Third question, and here comes a much-needed self-criticism: during our own cycle of struggles the working class was profoundly transformed. However, it seems we have not known how to adapt to his new reality. While we resisted FTAs, the world of work was fragmenting under our feet. At the same moment we were marching in Seattle, precarious jobs multiplied, part-time, without fixed contracts, without social benefits.

Didn’t our movement continue thinking of the “typical worker” as the factory employee with a stable contract? Didn’t we continue organized for stable workers while the reality was the delivery person without a fixed boss, the Uber driver, the cleaning lady paid by the hour, the one who has three jobs to try to make ends meet? Didn’t we remain representing a world of work that was becoming a minority?

That’s why the final question: Who should we really incorporate? Shouldn’t it be the sectors that embody the system’s contradictions? Communities affected by extractivism, informal workers who proliferate in peripheral economies, those who cannot be incorporated with public policy because the system tends precisely toward their proliferation and cannot integrate them.

We are at a moment where the right embodies the most radical ideas, where we are living through the crisis of the struggle cycle that gave us identity for decades. Within this context, it is essential to consider whether we can effectively radicalize our own practices and demonstrate the existence of a utopian horizon, even as circumstances become increasingly turbulent.

This implies something uncomfortable but necessary: stopping the ball, in a soccer metaphor. Looking up to read the field strategically before deciding where and how to push forward, resisting the pressure to immediately react, to sprint blindly ahead simply because the game demands movement. So, this means we should be able to review our strategy and even our objectives. Not continuing to run behind the agenda that others set for us, but stopping to ask ourselves: where do we really want to go? What kind of society do we want to build? Only when we have clarity about this will we have more elements to weigh our tactics, to decide when to ally, when to confront, and how to organize.

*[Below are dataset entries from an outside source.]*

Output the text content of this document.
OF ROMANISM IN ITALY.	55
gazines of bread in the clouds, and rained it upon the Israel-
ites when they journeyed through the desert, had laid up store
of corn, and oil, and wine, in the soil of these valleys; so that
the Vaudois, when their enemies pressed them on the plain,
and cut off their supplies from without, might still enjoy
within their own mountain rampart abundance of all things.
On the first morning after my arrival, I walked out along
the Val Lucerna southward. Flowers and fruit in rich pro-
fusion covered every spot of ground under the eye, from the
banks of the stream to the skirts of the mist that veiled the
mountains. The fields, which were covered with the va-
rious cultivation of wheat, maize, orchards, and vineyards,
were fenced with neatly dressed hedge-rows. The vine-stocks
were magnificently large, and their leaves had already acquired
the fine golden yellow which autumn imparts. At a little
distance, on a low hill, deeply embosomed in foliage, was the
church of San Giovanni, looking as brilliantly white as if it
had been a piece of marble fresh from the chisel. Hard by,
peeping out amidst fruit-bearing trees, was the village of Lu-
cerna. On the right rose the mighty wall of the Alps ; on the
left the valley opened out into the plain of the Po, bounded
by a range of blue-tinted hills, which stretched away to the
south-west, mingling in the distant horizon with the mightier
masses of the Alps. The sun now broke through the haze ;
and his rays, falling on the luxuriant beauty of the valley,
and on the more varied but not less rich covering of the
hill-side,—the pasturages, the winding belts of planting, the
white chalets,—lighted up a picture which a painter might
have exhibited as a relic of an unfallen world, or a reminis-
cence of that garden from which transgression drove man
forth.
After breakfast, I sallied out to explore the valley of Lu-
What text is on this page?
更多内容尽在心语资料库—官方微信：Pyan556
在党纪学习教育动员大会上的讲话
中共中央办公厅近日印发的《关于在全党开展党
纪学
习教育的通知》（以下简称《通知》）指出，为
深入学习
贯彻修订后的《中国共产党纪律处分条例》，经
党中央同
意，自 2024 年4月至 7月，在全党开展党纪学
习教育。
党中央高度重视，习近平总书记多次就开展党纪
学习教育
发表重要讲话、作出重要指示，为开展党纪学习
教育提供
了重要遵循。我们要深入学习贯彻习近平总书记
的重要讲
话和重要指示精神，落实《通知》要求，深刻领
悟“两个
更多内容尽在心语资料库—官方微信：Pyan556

Finally: we must assume that we are at a moment of transition between cycles. We cannot continue operating with the frameworks of the cycle that is exhausted, especially when these frameworks have left us without response in the face of the rightist appropriation of our demands. Trade justice in this new context cannot be limited to resisting trade agreements nor remain trapped in the false dilemma between free trade and nationalist protectionism.

Can the movement transcend the free trade/protectionism dichotomy? Is it possible to develop an internationalist praxis that recognizes the structural limits of economic nationalism without falling into resignation before the power of global capital? This deeper criticism does not imply abandoning the struggle against free trade treaties, but recontextualizing it in a deeper understanding of the dynamics of contemporary capitalism and in a radical transformation project that encompasses the multiple dimensions of capitalist domination. It is not about opposing specific agreements, but about building alternative models of international economic relations that question the capitalist logic itself.

25 years ago we said “another world is possible.” But that other world requires that we leave behind both the illusions of the free market and those of economic nationalism, and that we recover a radicalism that transcends the false dilemmas in which we have been trapped.